An unpublished opinion of the North Carolina Court of Appeals does not constitute controlling legal authority. Citation is disfavored, but may be permitted in accordance with the provisions of Rule 30(e)(3) of the North Carolina Rules of Appellate Procedure.

NO. COA05-1477


Filed: 18 July 2006

a North Carolina Limited Liability

v .                         Mecklenburg County
                            No. 04 CVS 10310

CITY OF CHARLOTTE, a municipal

    Appeal by plaintiff from judgment entered 1 July 2005 by Judge Albert Diaz in Mecklenburg County Superior Court. Heard in the Court of Appeals 7 June 2006.

    Andresen & Associates, by Kenneth P. Andresen, for plaintiff- appellant.
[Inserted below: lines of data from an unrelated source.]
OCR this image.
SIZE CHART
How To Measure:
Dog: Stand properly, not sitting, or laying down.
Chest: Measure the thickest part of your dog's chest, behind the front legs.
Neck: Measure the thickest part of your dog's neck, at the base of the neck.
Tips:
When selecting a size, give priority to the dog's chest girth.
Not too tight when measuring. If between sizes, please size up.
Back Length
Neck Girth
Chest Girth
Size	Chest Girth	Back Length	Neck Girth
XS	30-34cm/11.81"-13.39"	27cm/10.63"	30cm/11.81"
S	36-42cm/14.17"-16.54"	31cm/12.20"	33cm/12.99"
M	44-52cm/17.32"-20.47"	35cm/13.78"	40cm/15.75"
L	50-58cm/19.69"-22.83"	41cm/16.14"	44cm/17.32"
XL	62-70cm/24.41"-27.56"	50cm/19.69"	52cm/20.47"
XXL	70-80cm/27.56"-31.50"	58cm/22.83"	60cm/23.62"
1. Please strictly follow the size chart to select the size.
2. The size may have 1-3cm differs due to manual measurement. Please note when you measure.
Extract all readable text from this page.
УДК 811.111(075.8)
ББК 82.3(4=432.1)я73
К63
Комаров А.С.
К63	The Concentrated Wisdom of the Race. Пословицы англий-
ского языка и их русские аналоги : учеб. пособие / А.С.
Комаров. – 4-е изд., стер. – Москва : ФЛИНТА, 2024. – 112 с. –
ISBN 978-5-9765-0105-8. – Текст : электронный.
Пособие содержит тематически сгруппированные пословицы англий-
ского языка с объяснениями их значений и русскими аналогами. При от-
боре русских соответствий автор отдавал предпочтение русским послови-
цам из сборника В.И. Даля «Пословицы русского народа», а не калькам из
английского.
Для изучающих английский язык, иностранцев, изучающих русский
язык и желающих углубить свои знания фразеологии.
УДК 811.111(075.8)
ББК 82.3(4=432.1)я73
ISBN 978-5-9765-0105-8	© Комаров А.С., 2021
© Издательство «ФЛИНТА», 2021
    Assistant City Attorney Catherine C. Williamson, for defendant-appellee.

    STEELMAN, Judge.

    The City of Charlotte (defendant), along with the County and other towns of Mecklenburg, initiated planning for a light rail transit system before 1994. Planning, with input from the community, was ongoing, and included the 2025 Integrated Transit/Land-Use Plan produced in 1998. This 1998 plan included recommendation of a light rail transit system using existing rail right-of-way along South Boulevard (South Corridor Project). The 1998 plan also recommended Archdale Drive as a station location onthe South Boulevard route. Voters approved a 1/2 cent sales tax to fund the South Corridor Project in November 1998.
    In June of 2000, plaintiff purchased a long-term lease on real estate located at 6214 South Boulevard (the property). This property is found at the intersection of South Boulevard and Archdale Drive, and includes an existing railroad right-of-way encumbering the westernmost sixty-five feet. Plaintiff purchased its interest in the property with the intention of subleasing it. There was an existing sublease on a portion of the property at the time plaintiff acquired its lease.
    Plaintiff attempted to sublease another portion of the property between March and August of 2002. Three entities expressed interest in subletting that portion of the property, but all withdrew interest upon learning that a portion of the property might be condemned for use by the proposed light rail project.
    Plaintiff initiated this action on 10 June 2004, alleging that defendant had publicly announced its intention to develop the light rail project in January of 2002, and that this announcement constituted a taking of plaintiff's interest in the property. Defendant filed a condemnation complaint and declaration of taking for the property on 1 July 2004. This matter was heard 6 June 2005 on defendant's motion to decide issues other than damages pursuant to N.C. Gen. Stat. § 136-108 (2005). The trial court ordered: “There having been no taking of Plaintiff's property on or about January of 2002, this case is DISMISSED with prejudice.” From this order plaintiff appeals.    In plaintiff's sole argument on appeal, it contends that the trial court erred in concluding defendant's actions prior to 1 July 2004 did not constitute a taking of plaintiff's property interests. We disagree.
    Plaintiff argues that defendant's activities in preparation of implementing its light rail plan constituted an inverse condemnation of its property rights. Plaintiff argues that defendant's actions deprived it of its ability to sub-let the property, which was the sole reason plaintiff obtained an interest in the property.
        An action in inverse condemnation must show (1) a taking (2) of private property (3) for a public use or purpose. Although an actual occupation of the land, dispossession of the landowner, or physical touching of the land is not necessary, a taking of private property requires “a substantial interference with elemental rights growing out of the ownership of the property.” A plaintiff must show an actual interference with or disturbance of property rights resulting in injuries which are not merely consequential or incidental.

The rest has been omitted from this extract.